A couple of days ago I posted a photo of the compost that I collected from my vermicompost bins. 40 lbs. of rich, dark compost! And people started asking me how I did it.
The short answer is, I didn’t. My worms did.
The long answer is I read some books, watched some YouTube videos, bought some bins, bought some worms, collected some bedding, set up the bins, added the worms and let them do what worms do best – namely eat and poop!
A vermicompost bin is pretty easy and fairly inexpensive to set up. You don’t have to do anything fancy – unless you want to.
I started with two 60 litre totes with lids and made small modifications to them. Along the top under the rim, I drilled some air holes. That’s it. Worms don’t like light, so I used a solid coloured tote with a snug fitting lid. Then I added some bedding: leaves, cardboard that I tore into small pieces, some cow manure and a bit of dirt. The dirt is pretty important as worms need grit to digest their food, sort of like birds, and the dirt is the perfect source for it. The bedding (cardboard, leaves and manure) provided space and warmth for the worms. The space is important because it allows oxygen to flow through and oxygen assists in the decomposition process, making it easier for the worms to a) eat; and b) breathe! Once the bins were ready, I added a pound of worms and some food and let them work their magic.

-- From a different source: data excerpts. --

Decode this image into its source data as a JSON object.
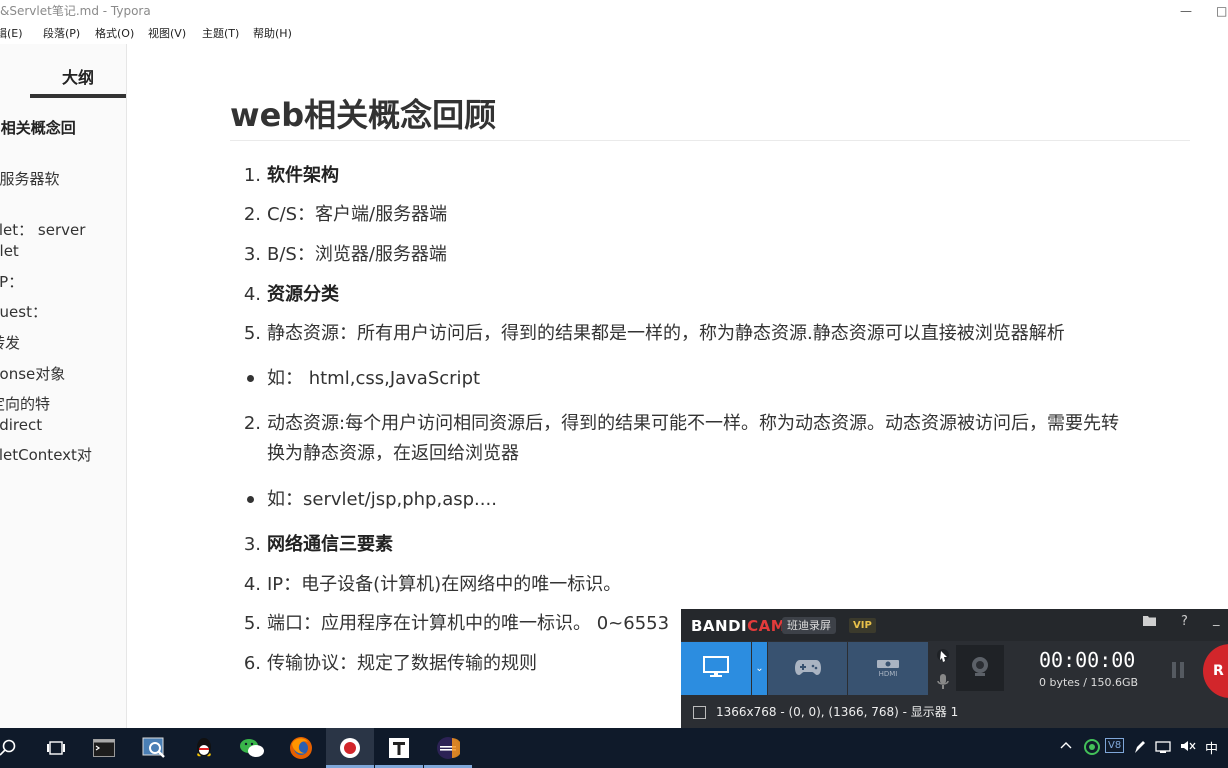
{
  "window": {
    "title": "&Servlet笔记.md - Typora",
    "minimize_glyph": "—",
    "maximize_glyph": "□"
  },
  "menubar": {
    "items": [
      {
        "label": "辑(E)"
      },
      {
        "label": "段落(P)"
      },
      {
        "label": "格式(O)"
      },
      {
        "label": "视图(V)"
      },
      {
        "label": "主题(T)"
      },
      {
        "label": "帮助(H)"
      }
    ]
  },
  "sidebar": {
    "title": "大纲",
    "items": [
      {
        "label": "b相关概念回",
        "level": 1
      },
      {
        "label": "b服务器软",
        "level": 2
      },
      {
        "label": "vlet： server",
        "level": 2
      },
      {
        "label": "blet",
        "level": 2
      },
      {
        "label": "TP：",
        "level": 2
      },
      {
        "label": "quest：",
        "level": 2
      },
      {
        "label": "转发",
        "level": 2
      },
      {
        "label": "ponse对象",
        "level": 2
      },
      {
        "label": "定向的特",
        "level": 2
      },
      {
        "label": "edirect",
        "level": 2
      },
      {
        "label": "vletContext对",
        "level": 2
      },
      {
        "label": "",
        "level": 2
      }
    ],
    "back_glyph": "‹",
    "source_glyph": "</>"
  },
  "document": {
    "title": "web相关概念回顾",
    "lines": [
      {
        "num": "1.",
        "text": "软件架构",
        "bold": true
      },
      {
        "num": "2.",
        "text": "C/S：客户端/服务器端"
      },
      {
        "num": "3.",
        "text": "B/S：浏览器/服务器端"
      },
      {
        "num": "4.",
        "text": "资源分类",
        "bold": true
      },
      {
        "num": "5.",
        "text": "静态资源：所有用户访问后，得到的结果都是一样的，称为静态资源.静态资源可以直接被浏览器解析"
      },
      {
        "bullet": true,
        "text": "如： html,css,JavaScript"
      },
      {
        "num": "2.",
        "text": "动态资源:每个用户访问相同资源后，得到的结果可能不一样。称为动态资源。动态资源被访问后，需要先转"
      },
      {
        "num": "",
        "text": "换为静态资源，在返回给浏览器"
      },
      {
        "bullet": true,
        "text": "如：servlet/jsp,php,asp...."
      },
      {
        "num": "3.",
        "text": "网络通信三要素",
        "bold": true
      },
      {
        "num": "4.",
        "text": "IP：电子设备(计算机)在网络中的唯一标识。"
      },
      {
        "num": "5.",
        "text": "端口：应用程序在计算机中的唯一标识。 0~6553"
      },
      {
        "num": "6.",
        "text": "传输协议：规定了数据传输的规则"
      }
    ]
  },
  "bandicam": {
    "logo_a": "BANDI",
    "logo_b": "CAM",
    "cn_name": "班迪录屏",
    "vip": "VIP",
    "help": "?",
    "minimize": "_",
    "dropdown": "⌄",
    "hdmi_label": "HDMI",
    "timer": "00:00:00",
    "size": "0 bytes / 150.6GB",
    "rec_label": "R",
    "resolution": "1366x768 - (0, 0), (1366, 768) - 显示器 1"
  },
  "taskbar": {
    "ime": "中",
    "tray_v": "V8",
    "accent": "#7fa7d9"
  },
  "colors": {
    "bandicam_blue": "#2c8de0",
    "bandicam_slate": "#385270",
    "record_red": "#d2262b",
    "taskbar_bg": "#0f1a2a"
  }
}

|Shredded cardboard makes|
|A bit of yummy cow poop, helps|
get things started.
|Grass clippings and leaves can|
generate too much heat if added
when they are too fresh.
Worm food is table scraps: fruit & veggies mainly, but I also give my worms dried & crushed egg shells and coffee grounds. Meat, dairy and citrus are not recommended,, so I avoid those. But pasta, rice and bread are okay, too.
|Table scraps for feeding worms.|
The worms eat the bedding as it breaks downs as well, so it’s important to keep adding bedding. Grass clippings or leaves are fine as long as they are not too fresh. Fresh grass or leaves generate a lot of heat as they begin to decompose and that heat can disrupt the balance of the bin causing great discomfort for the worms. They don’t like it hot. They don’t like it too cold, either. (Fussy little devils, aren’t they?) Over the winter when grass and leaves are not available, shredded paper is an option.

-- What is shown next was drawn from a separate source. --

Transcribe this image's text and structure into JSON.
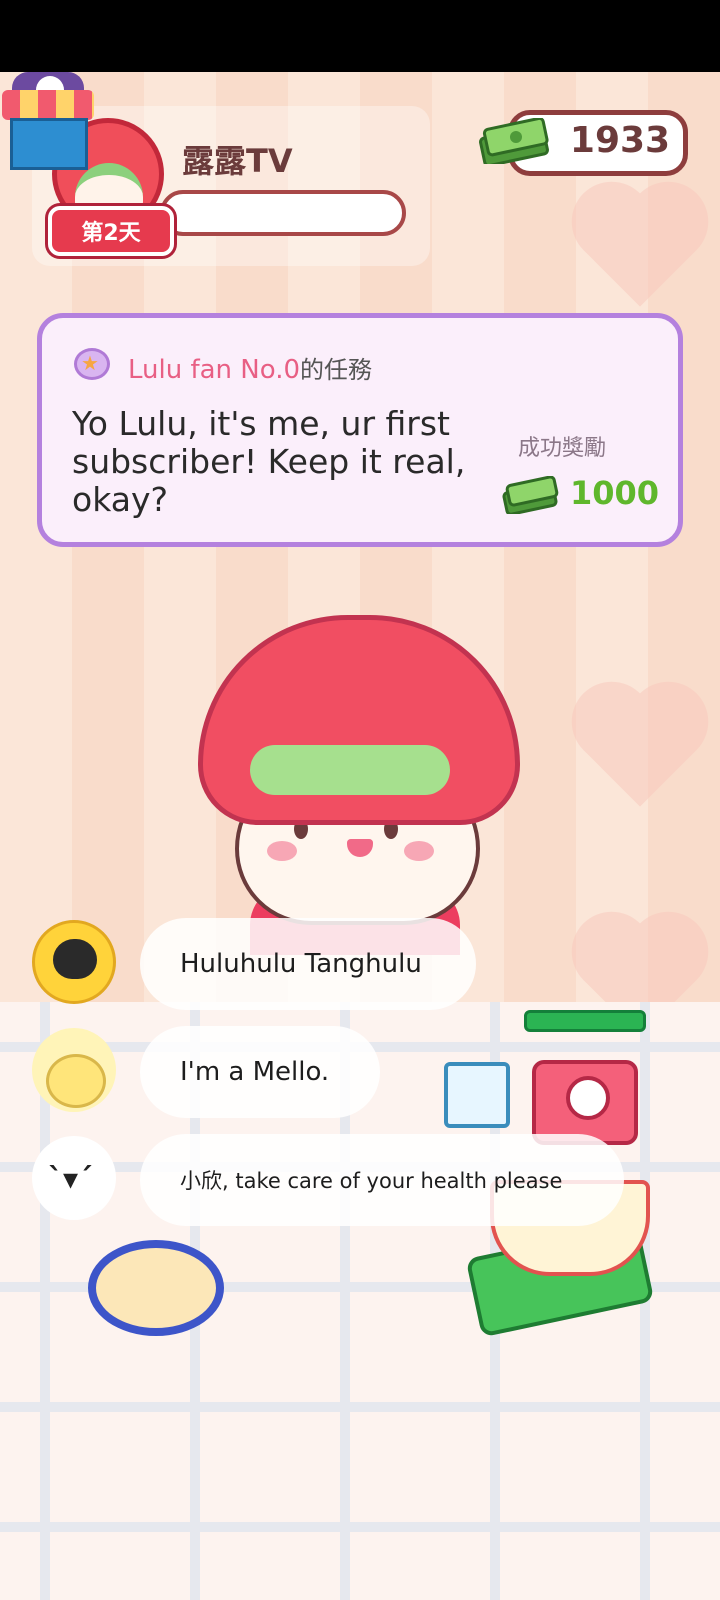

Basically, if you have a not too hot and not too cold dark space with lots of bedding, food, oxygen and water, your worms will happily make compost for you forever. I would advise anyone who would like to start a vermicompost bin to read up on it and/or watch YouTube videos for more precise directions than what I am sharing here.
A simple bin like what I have described here is easy to start. The problem with it is that once the compost is ready to collect, you have to remove it and that is a bit tedious. So I switched to a flow-through system that makes gathering the compost much easier and much less traumatic for the worms.

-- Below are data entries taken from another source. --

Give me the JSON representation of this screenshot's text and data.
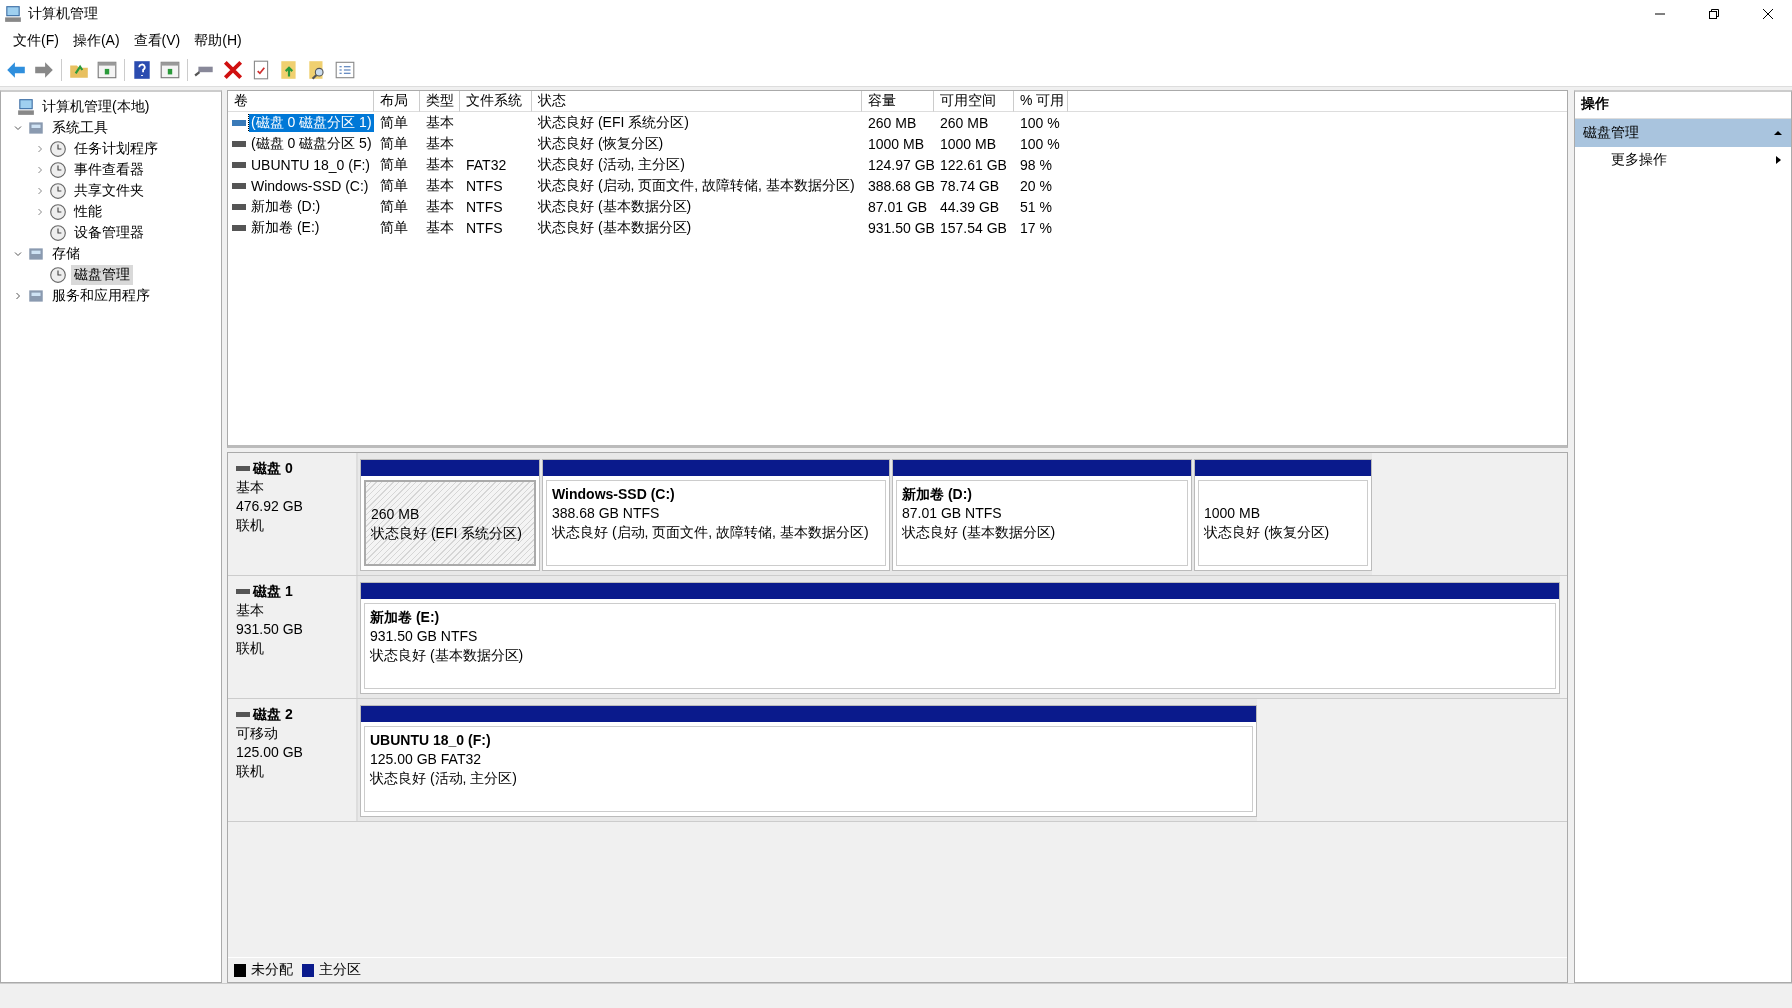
{
  "window": {
    "title": "计算机管理"
  },
  "menu": [
    "文件(F)",
    "操作(A)",
    "查看(V)",
    "帮助(H)"
  ],
  "tree": [
    {
      "label": "计算机管理(本地)",
      "selected": false,
      "children": [
        {
          "label": "系统工具",
          "expanded": true,
          "selected": false,
          "children": [
            {
              "label": "任务计划程序",
              "expanded": false,
              "selected": false
            },
            {
              "label": "事件查看器",
              "expanded": false,
              "selected": false
            },
            {
              "label": "共享文件夹",
              "expanded": false,
              "selected": false
            },
            {
              "label": "性能",
              "expanded": false,
              "selected": false
            },
            {
              "label": "设备管理器",
              "selected": false
            }
          ]
        },
        {
          "label": "存储",
          "expanded": true,
          "selected": false,
          "children": [
            {
              "label": "磁盘管理",
              "selected": true
            }
          ]
        },
        {
          "label": "服务和应用程序",
          "expanded": false,
          "selected": false
        }
      ]
    }
  ],
  "table": {
    "columns": [
      "卷",
      "布局",
      "类型",
      "文件系统",
      "状态",
      "容量",
      "可用空间",
      "% 可用"
    ],
    "rows": [
      {
        "selected": true,
        "cells": [
          "(磁盘 0 磁盘分区 1)",
          "简单",
          "基本",
          "",
          "状态良好 (EFI 系统分区)",
          "260 MB",
          "260 MB",
          "100 %"
        ]
      },
      {
        "selected": false,
        "cells": [
          "(磁盘 0 磁盘分区 5)",
          "简单",
          "基本",
          "",
          "状态良好 (恢复分区)",
          "1000 MB",
          "1000 MB",
          "100 %"
        ]
      },
      {
        "selected": false,
        "cells": [
          "UBUNTU 18_0 (F:)",
          "简单",
          "基本",
          "FAT32",
          "状态良好 (活动, 主分区)",
          "124.97 GB",
          "122.61 GB",
          "98 %"
        ]
      },
      {
        "selected": false,
        "cells": [
          "Windows-SSD (C:)",
          "简单",
          "基本",
          "NTFS",
          "状态良好 (启动, 页面文件, 故障转储, 基本数据分区)",
          "388.68 GB",
          "78.74 GB",
          "20 %"
        ]
      },
      {
        "selected": false,
        "cells": [
          "新加卷 (D:)",
          "简单",
          "基本",
          "NTFS",
          "状态良好 (基本数据分区)",
          "87.01 GB",
          "44.39 GB",
          "51 %"
        ]
      },
      {
        "selected": false,
        "cells": [
          "新加卷 (E:)",
          "简单",
          "基本",
          "NTFS",
          "状态良好 (基本数据分区)",
          "931.50 GB",
          "157.54 GB",
          "17 %"
        ]
      }
    ]
  },
  "disks": [
    {
      "name": "磁盘 0",
      "type": "基本",
      "size": "476.92 GB",
      "status": "联机",
      "partitions": [
        {
          "size": "260 MB",
          "status": "状态良好 (EFI 系统分区)",
          "selected": true
        },
        {
          "title": "Windows-SSD  (C:)",
          "size": "388.68 GB NTFS",
          "status": "状态良好 (启动, 页面文件, 故障转储, 基本数据分区)",
          "selected": false
        },
        {
          "title": "新加卷  (D:)",
          "size": "87.01 GB NTFS",
          "status": "状态良好 (基本数据分区)",
          "selected": false
        },
        {
          "size": "1000 MB",
          "status": "状态良好 (恢复分区)",
          "selected": false
        }
      ]
    },
    {
      "name": "磁盘 1",
      "type": "基本",
      "size": "931.50 GB",
      "status": "联机",
      "partitions": [
        {
          "title": "新加卷  (E:)",
          "size": "931.50 GB NTFS",
          "status": "状态良好 (基本数据分区)",
          "selected": false
        }
      ]
    },
    {
      "name": "磁盘 2",
      "type": "可移动",
      "size": "125.00 GB",
      "status": "联机",
      "partitions": [
        {
          "title": "UBUNTU 18_0  (F:)",
          "size": "125.00 GB FAT32",
          "status": "状态良好 (活动, 主分区)",
          "selected": false
        }
      ]
    }
  ],
  "legend": [
    {
      "label": "未分配",
      "color": "#000000"
    },
    {
      "label": "主分区",
      "color": "#0a1a8c"
    }
  ],
  "actions": {
    "title": "操作",
    "section": {
      "label": "磁盘管理",
      "expanded": true
    },
    "items": [
      "更多操作"
    ]
  }
}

A flow through system requires three bins. The bottom bin is left intact without any modifications. The second and third bins have holes drilled into them under the rim for air to get in just as I described above. They also have holes drilled into the bottom. When you are setting up the first bin, it is important to put a layer of wet newspaper down on the bottom before adding the rest of the bedding. This will help prevent the worms from crawling through the holes and escaping into the empty bottom bin where they will starve and die or dry out and die. On top of the newspaper, add your bedding, food and worms, put the lid on and nest it inside the unmodified bin. Make sure that the air holes are exposed and allowing air to get into the bin. You can use a tray on the bottom instead of a bin if you prefer. Just make sure that the bin is raised up a bit and not resting right on the tray. This way worms that might think of venturing through the holes will be put off doing so by the light and any excess water can drain out fully.
When the compost is ready to collect, start another bin by filling it with bedding and food (no need for the newspaper layer at all), nest it in the bin right on top of the compost and put the lid on it. The worms will migrate up through the holes in the bottom and start working on the new bin. Leave the three bins stacked like this for a couple of weeks to make sure the worms have all migrated and are settled in the new bin. Then you can take the middle bin out and collect the finished compost.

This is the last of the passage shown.